ただし、データの形式はモデリングモジュールを作成するときに用いていたデータと同形式であり、途中の前処理でエラーにならないようなデータである必要があります。

  1. モデリングモジュールのoutputsのメニューから「ノードを追加」を選び、モデル適用アイコンを配置します。そこに新しく配置したデータを接続します。

モデル適用

  1. モデル適用のメニューから「インプット設定」を選び、「Input Matching Controller」の画面を開きます。

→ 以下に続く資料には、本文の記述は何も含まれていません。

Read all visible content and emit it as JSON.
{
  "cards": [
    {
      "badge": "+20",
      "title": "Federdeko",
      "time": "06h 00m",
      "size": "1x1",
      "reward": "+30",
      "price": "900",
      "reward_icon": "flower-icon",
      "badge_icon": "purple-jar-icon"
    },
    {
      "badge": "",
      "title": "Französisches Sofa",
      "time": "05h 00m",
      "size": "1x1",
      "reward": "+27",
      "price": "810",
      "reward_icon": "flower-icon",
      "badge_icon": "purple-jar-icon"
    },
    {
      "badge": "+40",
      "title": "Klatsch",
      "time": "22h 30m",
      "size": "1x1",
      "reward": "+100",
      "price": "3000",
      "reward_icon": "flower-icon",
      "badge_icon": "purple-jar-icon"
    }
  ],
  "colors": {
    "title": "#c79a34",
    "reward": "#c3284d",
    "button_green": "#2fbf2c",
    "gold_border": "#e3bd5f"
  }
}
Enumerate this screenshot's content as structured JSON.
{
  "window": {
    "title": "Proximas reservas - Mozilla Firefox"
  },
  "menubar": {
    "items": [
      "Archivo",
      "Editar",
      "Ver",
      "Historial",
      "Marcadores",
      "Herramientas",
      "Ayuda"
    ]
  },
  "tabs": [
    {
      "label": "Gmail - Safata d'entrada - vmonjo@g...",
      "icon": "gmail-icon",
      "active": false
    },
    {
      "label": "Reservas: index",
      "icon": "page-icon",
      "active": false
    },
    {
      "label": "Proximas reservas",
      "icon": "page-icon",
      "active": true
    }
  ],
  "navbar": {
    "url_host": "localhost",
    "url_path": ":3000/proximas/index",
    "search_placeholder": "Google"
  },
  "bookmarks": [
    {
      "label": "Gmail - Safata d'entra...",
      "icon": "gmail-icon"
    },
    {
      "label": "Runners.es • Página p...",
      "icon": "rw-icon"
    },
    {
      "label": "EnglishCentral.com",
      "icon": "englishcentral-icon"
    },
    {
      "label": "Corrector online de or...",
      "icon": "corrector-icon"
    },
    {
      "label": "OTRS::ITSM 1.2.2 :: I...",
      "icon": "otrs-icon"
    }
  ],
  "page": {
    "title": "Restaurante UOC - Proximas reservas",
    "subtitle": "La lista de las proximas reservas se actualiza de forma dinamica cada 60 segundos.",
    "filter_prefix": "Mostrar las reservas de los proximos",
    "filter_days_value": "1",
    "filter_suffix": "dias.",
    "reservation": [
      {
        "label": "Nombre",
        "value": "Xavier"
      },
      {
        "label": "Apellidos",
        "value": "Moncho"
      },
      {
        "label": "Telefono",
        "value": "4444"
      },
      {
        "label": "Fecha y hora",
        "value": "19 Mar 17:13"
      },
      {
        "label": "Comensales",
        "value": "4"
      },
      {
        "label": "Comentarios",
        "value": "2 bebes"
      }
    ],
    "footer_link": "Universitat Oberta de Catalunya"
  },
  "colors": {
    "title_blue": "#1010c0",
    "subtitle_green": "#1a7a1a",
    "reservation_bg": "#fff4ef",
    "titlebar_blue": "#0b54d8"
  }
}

「model」にはモデリングモジュールの「module_model」が選択され、「table」にはモデリングモジュールの前処理を適用したいデータが選択されているように設定します。

インプット設定

  1. モデル適用アイコンをダブルクリックしてパラメータ設定画面を表示し、「実行」を押します。

モデリングモジュール実行

  1. 実行が完了すると、入力データに対して前処理が実行された結果が出力されます。

分析への応用

実際にモデリングモジュールを利用している分析サンプルが、

「共有ワークスペース」 >> 「サンプル」 >> 「Alkano」 >> 「プロジェクト」 >> 「ディープラーニングテキスト」

シナリオ「ディープラーニングテキスト」のワークフローにあります。

このサンプルシナリオを元に、モデリングモジュールの効用を見てみます。

「ディープラーニングテキスト」の分析では、モデリングモジュールを使用しないと、以下の図のようにデータ分割した学習用データと、予測用データとの両方に同じ前処理を施す必要があります。

モデリングモジュールを利用するメリット

ですが、ここでモデリングモジュールを利用して前処理をまとめて適用することで、フローを簡略化することができます。

モデリングモジュールを利用するメリット

データの前処理の仕方によって、分析結果の精度が変わることはよくあります。

前処理の試行錯誤のたびに、学習用と予測用の両方のアイコン設定を変えるのは大変ですし、設定の変え忘れの危険もあります。 モデリングモジュールを利用することで、そのような煩雑な処理が不要になります。

OnePoint

モデリングモジュールの解除

モデリングモジュールは、以下の手順で解除できます。

  1. 「モデリングモジュール」のメニューから[モデリングモジュール解除] をクリックします。

  2. 「モデリングモジュール」が通常の「モジュール」に戻りますので、「モジュール」を解除したい場合は、「複数の前処理をまとめたい」に記載している方法で解除してください。

モデリングモジュール内での分析アイコンの扱い

モジュール内に分析アイコンがあった場合、モジュールをコピーしただけだと予測データに対しても分析アイコンが学習を実行してしまうことになります。

一方、モデリングモジュールにした場合、モデリングモジュール内の分析アイコンは学習データに対してのみ学習を実行します。 予測データにモデリングモジュールをモデル適用する際には、モデリングモジュール内の分析アイコンは学習データで学習されたモデルによる予測を実行します。

モデリングモジュールの動作の詳細については、MSIPマニュアルの「3.15. モデリングモジュール機能」をご参照ください。